« Amnistie : je ne suis pas contre mais… »
Quand on agite la question de l’amnistie annoncée de Karim Wade et de Khalifa Sall, il faut bien se garder de faire des amalgames. Il faut distinguer la culpabilité réelle ou présumée des concernés de la façon dont ils ont été jugés par le régime de Macky Sall. Car les procès étaient contraires aux droits de l’homme et à toute forme d’éthique. Dans les deux cas on doit faire preuve de lucidité avant de prendre position : ceux qui les ont mal jugés sont précisément ceux qui les ont accusés de choses dont ils sont eux-mêmes probablement coupables ou complices. Aussi, le fait d’être favorable à l’amnistie n’est-il pas forcément synonyme d’un blanc-seing à la mal gouvernance ; il s’agit plutôt d’une question de principe : autant la gestion vertueuse et transparente des ressources publiques est un principe non négociable, une justice équitable et républicaine l’est avec la même nécessité.
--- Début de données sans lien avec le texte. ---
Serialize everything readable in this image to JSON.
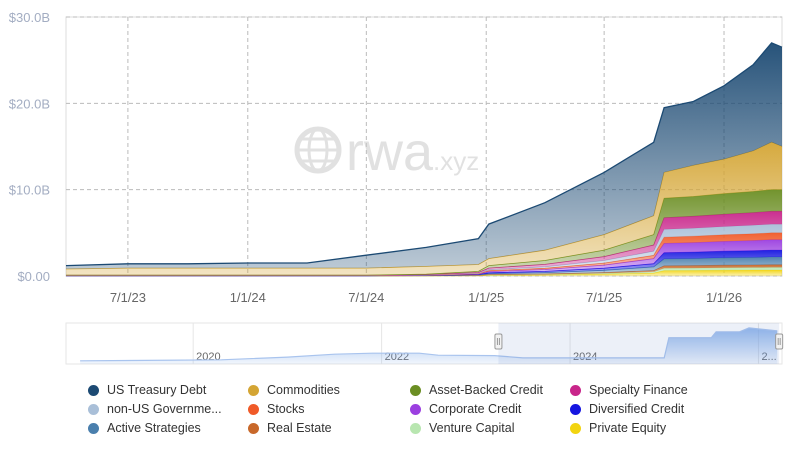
{
  "chart_data": {
    "type": "area",
    "stacked": true,
    "watermark": "rwa.xyz",
    "grid": true,
    "legend_position": "bottom",
    "ylim": [
      0,
      30
    ],
    "y_ticks": [
      "$0.00",
      "$10.0B",
      "$20.0B",
      "$30.0B"
    ],
    "y_tick_values": [
      0,
      10,
      20,
      30
    ],
    "x_ticks": [
      "7/1/23",
      "1/1/24",
      "7/1/24",
      "1/1/25",
      "7/1/25",
      "1/1/26"
    ],
    "x_tick_dates": [
      "2023-07-01",
      "2024-01-01",
      "2024-07-01",
      "2025-01-01",
      "2025-07-01",
      "2026-01-01"
    ],
    "xlim": [
      "2023-03-28",
      "2026-03-31"
    ],
    "x": [
      "2023-03-28",
      "2023-07-01",
      "2023-10-01",
      "2024-01-01",
      "2024-04-01",
      "2024-07-01",
      "2024-10-01",
      "2024-12-20",
      "2025-01-05",
      "2025-04-01",
      "2025-07-01",
      "2025-09-15",
      "2025-10-01",
      "2025-11-15",
      "2026-01-01",
      "2026-02-15",
      "2026-03-15",
      "2026-03-31"
    ],
    "series": [
      {
        "name": "Private Equity",
        "color": "#f2d410",
        "values": [
          0.01,
          0.01,
          0.01,
          0.01,
          0.01,
          0.01,
          0.01,
          0.04,
          0.08,
          0.13,
          0.21,
          0.34,
          0.63,
          0.64,
          0.67,
          0.69,
          0.7,
          0.7
        ]
      },
      {
        "name": "Venture Capital",
        "color": "#b8e6b0",
        "values": [
          0,
          0,
          0,
          0,
          0,
          0,
          0.01,
          0.02,
          0.04,
          0.05,
          0.09,
          0.14,
          0.27,
          0.28,
          0.29,
          0.29,
          0.3,
          0.3
        ]
      },
      {
        "name": "Real Estate",
        "color": "#c8682a",
        "values": [
          0,
          0,
          0,
          0,
          0,
          0,
          0.01,
          0.02,
          0.04,
          0.05,
          0.09,
          0.14,
          0.27,
          0.28,
          0.29,
          0.29,
          0.3,
          0.3
        ]
      },
      {
        "name": "Active Strategies",
        "color": "#4a7fad",
        "values": [
          0.01,
          0.01,
          0.01,
          0.01,
          0.01,
          0.01,
          0.02,
          0.05,
          0.11,
          0.16,
          0.27,
          0.43,
          0.81,
          0.83,
          0.86,
          0.88,
          0.9,
          0.9
        ]
      },
      {
        "name": "Diversified Credit",
        "color": "#1515e0",
        "values": [
          0.01,
          0.01,
          0.01,
          0.01,
          0.01,
          0.01,
          0.02,
          0.04,
          0.1,
          0.14,
          0.24,
          0.38,
          0.72,
          0.74,
          0.76,
          0.78,
          0.8,
          0.8
        ]
      },
      {
        "name": "Corporate Credit",
        "color": "#9b3fe0",
        "values": [
          0.01,
          0.01,
          0.01,
          0.01,
          0.01,
          0.01,
          0.02,
          0.06,
          0.14,
          0.22,
          0.36,
          0.58,
          1.08,
          1.1,
          1.14,
          1.18,
          1.2,
          1.2
        ]
      },
      {
        "name": "Stocks",
        "color": "#f05a28",
        "values": [
          0.01,
          0.01,
          0.01,
          0.01,
          0.01,
          0.01,
          0.02,
          0.04,
          0.1,
          0.14,
          0.24,
          0.38,
          0.72,
          0.74,
          0.76,
          0.78,
          0.8,
          0.8
        ]
      },
      {
        "name": "non-US Governme...",
        "color": "#a9bfd8",
        "values": [
          0.01,
          0.01,
          0.01,
          0.01,
          0.01,
          0.01,
          0.02,
          0.05,
          0.12,
          0.18,
          0.3,
          0.48,
          0.9,
          0.92,
          0.95,
          0.98,
          1.0,
          1.0
        ]
      },
      {
        "name": "Specialty Finance",
        "color": "#c8258a",
        "values": [
          0.02,
          0.02,
          0.02,
          0.02,
          0.02,
          0.02,
          0.03,
          0.08,
          0.18,
          0.27,
          0.45,
          0.72,
          1.35,
          1.38,
          1.43,
          1.47,
          1.5,
          1.5
        ]
      },
      {
        "name": "Asset-Backed Credit",
        "color": "#6b8e23",
        "values": [
          0.03,
          0.03,
          0.03,
          0.03,
          0.03,
          0.03,
          0.05,
          0.13,
          0.3,
          0.45,
          0.75,
          1.2,
          2.25,
          2.3,
          2.38,
          2.45,
          2.5,
          2.5
        ]
      },
      {
        "name": "Commodities",
        "color": "#d4a534",
        "values": [
          0.7,
          0.8,
          0.8,
          0.8,
          0.8,
          0.8,
          0.9,
          0.8,
          0.8,
          1.2,
          1.8,
          2.2,
          3.0,
          3.6,
          4.0,
          4.7,
          5.5,
          5.0
        ]
      },
      {
        "name": "US Treasury Debt",
        "color": "#1c4a73",
        "values": [
          0.4,
          0.5,
          0.5,
          0.6,
          0.6,
          1.5,
          2.2,
          3.0,
          4.0,
          5.5,
          7.2,
          8.5,
          7.5,
          7.4,
          8.5,
          10.0,
          11.5,
          11.5
        ]
      }
    ],
    "navigator": {
      "labels": [
        "2020",
        "2022",
        "2024",
        "2..."
      ],
      "x": [
        2018.8,
        2019.5,
        2020.3,
        2021.0,
        2021.5,
        2021.9,
        2022.4,
        2022.6,
        2023.2,
        2023.5,
        2024.3,
        2025.0,
        2025.05,
        2025.5,
        2025.55,
        2025.8,
        2025.9,
        2026.2
      ],
      "values": [
        0.1,
        0.3,
        0.6,
        2.0,
        3.5,
        4.0,
        4.0,
        3.0,
        2.8,
        1.6,
        1.6,
        1.6,
        12,
        12,
        15,
        15,
        17,
        15.5
      ],
      "selection": [
        "2023-03-28",
        "2026-03-31"
      ]
    },
    "legend": [
      [
        "US Treasury Debt",
        "Commodities",
        "Asset-Backed Credit",
        "Specialty Finance"
      ],
      [
        "non-US Governme...",
        "Stocks",
        "Corporate Credit",
        "Diversified Credit"
      ],
      [
        "Active Strategies",
        "Real Estate",
        "Venture Capital",
        "Private Equity"
      ]
    ]
  }
}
Une justice expéditive est toujours un grave antécédent dans un pays de droit. J’ai toujours dit que Macky ne voulait pas qu’une véritable lumière soit jetée sur la gestion libérale, sinon il avait la possibilité technique de faire des enquêtes et des audits minutieux en toute discrétion pour arriver à des résultats plus probants. Le simple fait que la CREI soit activée, puis éteinte dans les faits montre qu’il y a une grande rupture d’égalité, ce qui est contraire à la république. Dans l’affaire Khalifa Sall aussi le fait qu’il y ait des maires qui ont transigé (en douceur) sans que leur casier judiciaire en pâtisse et, surtout, le plus important, sans que la vindicte populaire ne soit pas lâchée contre eux (là où Khalifa a été trainé dans la boue) est une forme d’Apartheid judiciaire inacceptable. Que personne ne nous divertisse encore : le même Macky Sall qui décriait la justice sous Wade et qui faisait des supplications chez le défunt Khalif général des Mourides sait que la justice sénégalaise peut être manipulée. Sinon pourquoi avait-il demandé l’intercession dudit Khalif ?
C’est dommage que dans notre pays on est toujours très émotif et on se laisse facilement emporter par le courant d’une opinion frivole et largement formatée par une presse qui n’est plus capable de faire preuve de professionnalisme. Les sorties de certains journalistes sont juste des prestations de communication politique, et c’est extrêmement dangereux pour la viabilité de la démocratie. Sans aucune forme d’analyse on se met à prophétiser l’avenir, à damner des hommes politiques pour faire la promotion d’autres, à tourner en dérision les intellectuels pour leur clouer le bec et laisser le champ libre aux élus de sa bourse.
Macky Sall a souillé le travail de la presse comme jamais personne ne l’avait fait avant lui. Il a transformé des journalistes en riches hommes d’affaires, et on peut se demander à quel prix ? Comment peut-on prétendre lutter contre la corruption en corrompant des journalistes ? Tels des cannibales politiques, ceux soudoyés vouent aux gémonies les adversaires du Président, peignent la vie des Sénégalais en rose et, pour finir, ils habituent le peuple au folklore et à la facétie à ciel ouvert. Pour en revenir à cette histoire d’amnistie, il faut juste dire que Macky peut amnistier qui il veut, y compris Satan, s’il en a le pouvoir, mais ça ne lui ouvrira jamais les portes d’une troisième candidature.